Артамонов присел у дороги на старый пень срубленной сосны, подёргал себя за ухо и вспомнил, как однажды он пожаловался Ольге:

"О душе подумать некогда".

Он услышал странный вопрос:

- Разве душа живёт отдельно от тебя?

В этих словах ему почудилась бабья шутка, но птичье лицо Ольги было серьёзно; тёмненькие глаза её сияли за стёклами очков ласково.

- Не понимаю, - сказал он.

- А я не понимаю, когда о душе говорят отдельно от человека, как будто о сироте-приёмыше.

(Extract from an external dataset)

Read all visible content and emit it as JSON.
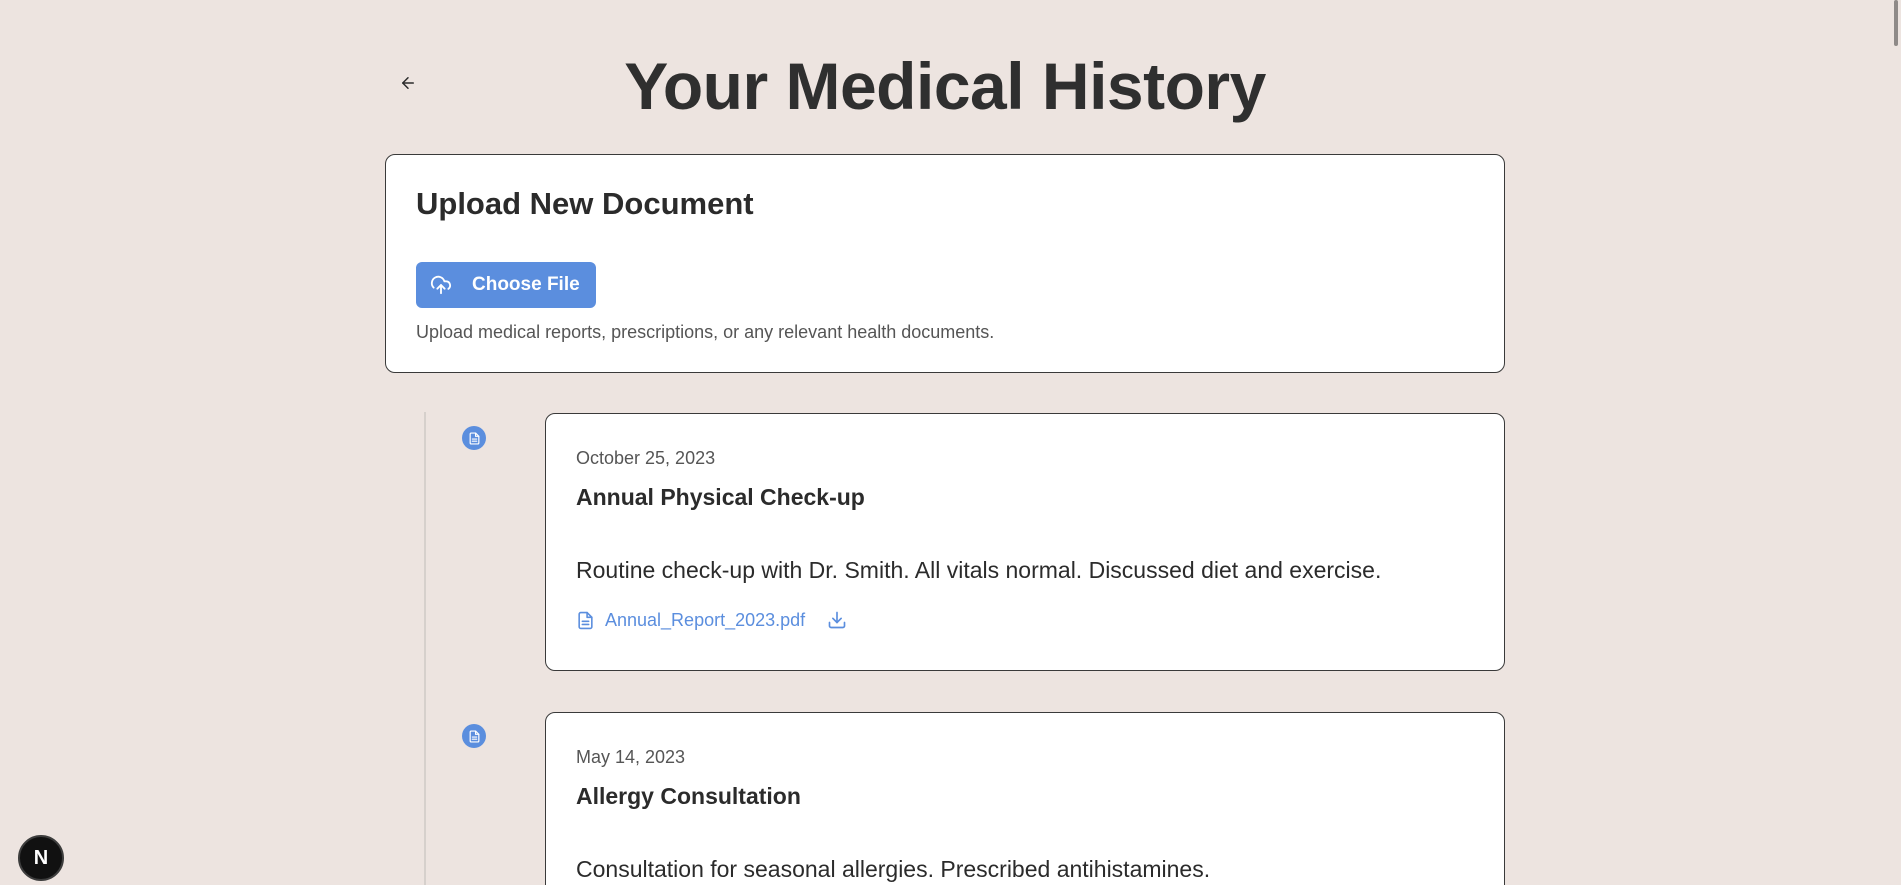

- Не понимаю, - повторил Пётр и утратил желание говорить с этой женщиной; очень чужая, мало понятная ему, она всё-таки нравилась своей простотой, но внушала опасение, что под видимой простотой её скрыта хитрость. А Тихон Вялов всегда не нравился ему. Неприятно было видеть это скуластое, пятнистое лицо, странные глаза и прилипшие к черепу уши, спрятанные в рыжеватых волосах, эту туго растущую бороду, походку Тихона, не быструю, но спорую, и всё его неуклюжее, коренастое тело. Неприятно и как будто завидно было его спокойствие; даже аккуратность в работе раздражала. Работал Тихон, как машина, и почти никогда не давал повода упрекнуть его в чём-либо, но и это возбуждало досаду. И всё более неприятно было видеть, что человек этот, с каждым годом глубже врастая в хозяйство, видимо, чувствует себя необходимой спицей в колесе жизни Артамоновых. Странно, что дети любят его так же, как собаки и лошади. Старый волкодав Тулун, посаженный на цепь и озлобленный этим, никого, кроме Тихона, не подпускал к себе, а старший сын, своенравный Илья, послушен дворнику больше, чем отцу и матери.